New Home Sales Highlight Modest Gains Amidst Caution
Sales of newly built homes edged up 1.8% in February to an annual pace of 676,000 units, according to the Commerce Department. The gain was largely driven by a surge in the Midwest, but economists caution against reading too much into one month’s data. Pantheon Macroeconomics’ Oliver Allen called the series too volatile and frequently revised to draw firm conclusions, noting that the broader trend appears “flat to falling.”
Builders, sensing this caution, are responding with aggressive incentives. NAHB’s March sentiment survey showed 29% of builders cutting prices to move inventory—up from 26% in February.
How Leading Builders Are Responding in Real Time
Major U.S. homebuilders are implementing various strategies to stimulate buyer interest and maintain sales momentum.
Lennar Corporation posted Q1 2025 revenue of $7.3 billion and earnings of $2.57 per share, slightly ahead of expectations.
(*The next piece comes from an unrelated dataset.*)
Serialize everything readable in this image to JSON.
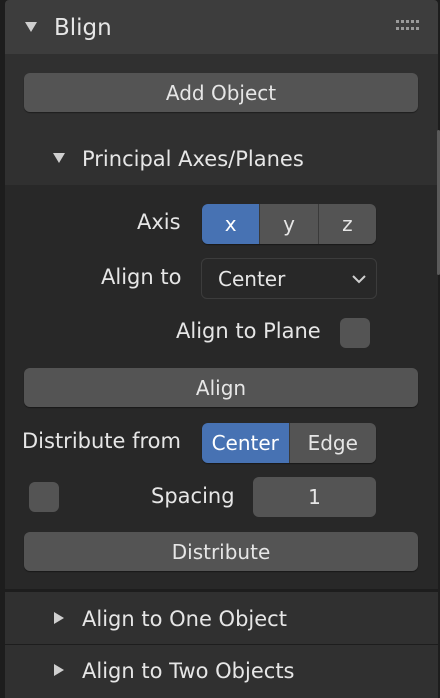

The company delivered over 16,200 homes—a 15% increase year-over-year—and reported a 28% jump in new orders. Yet Lennar told investors the spring selling season began on a soft note, with buyers increasingly cautious. In response, the company raised incentives to roughly 13% of the final sales price—up from the typical 5% to 6%—equating to about $52,000 on a $400,000 home. Co-CEO Stuart Miller called these incentives “outsized,” but necessary.
KB Home is also leaning on incentives and pricing adjustments. The company reported Q1 2025 revenue of $1.39 billion and earnings of $1.49 per share, down from the same period last year. Deliveries fell 5% to 2,866 homes. CEO Jeffrey Mezger pointed to affordability and geopolitical uncertainty as major concerns for buyers, leading the company to lower its full-year average selling price guidance and expand mortgage rate buydowns.
D.R. Horton, the country’s largest homebuilder, reported stronger-than-expected Q1 earnings of $2.61 per share on $7.61 billion in revenue. The company delivered 19,340 homes and continues to lean heavily on affordability-driven offerings, including smaller floorplans and rate buydowns, to reach more budget-sensitive buyers. Executives noted strong underlying demand, especially in markets with constrained resale inventory.
Spec Homes Pile Up as Builders Recalibrate
One emerging risk? Spec homes—properties built without a buyer in place—are piling up. While these quick-move-in homes surged during the pandemic, many are now sitting unsold. Builders like Toll Brothers and PulteGroup are responding by slowing starts, particularly in markets with oversupply. If the trend accelerates, it could suppress future inventory growth and drag on local construction economies.
What Comes Next May Matter More Than What Just Happened
As Q2 begins, the field is shifting. Builders face pressure on all sides: cautious buyers, rising costs, policy risk, and uneven macro signals. But this moment is as much about positioning as it is about performance.
The buzz word may be uncertainty, but the real question for Q2 is this: Who has the conviction to move forward, and who’s stuck waiting for the Fed, the labor market, or the next press conference to set the tone? Watch for continued segmentation of product, smart land strategies, and signs of deal flow resilience in what remains one of the most complex homebuilding environments in recent memory.
“Builders who wait for perfect clarity will miss the window,” emphasized Clancy. “In a market like this, it’s not about timing the peak—it’s about having the strategy and capital to move when others pause.”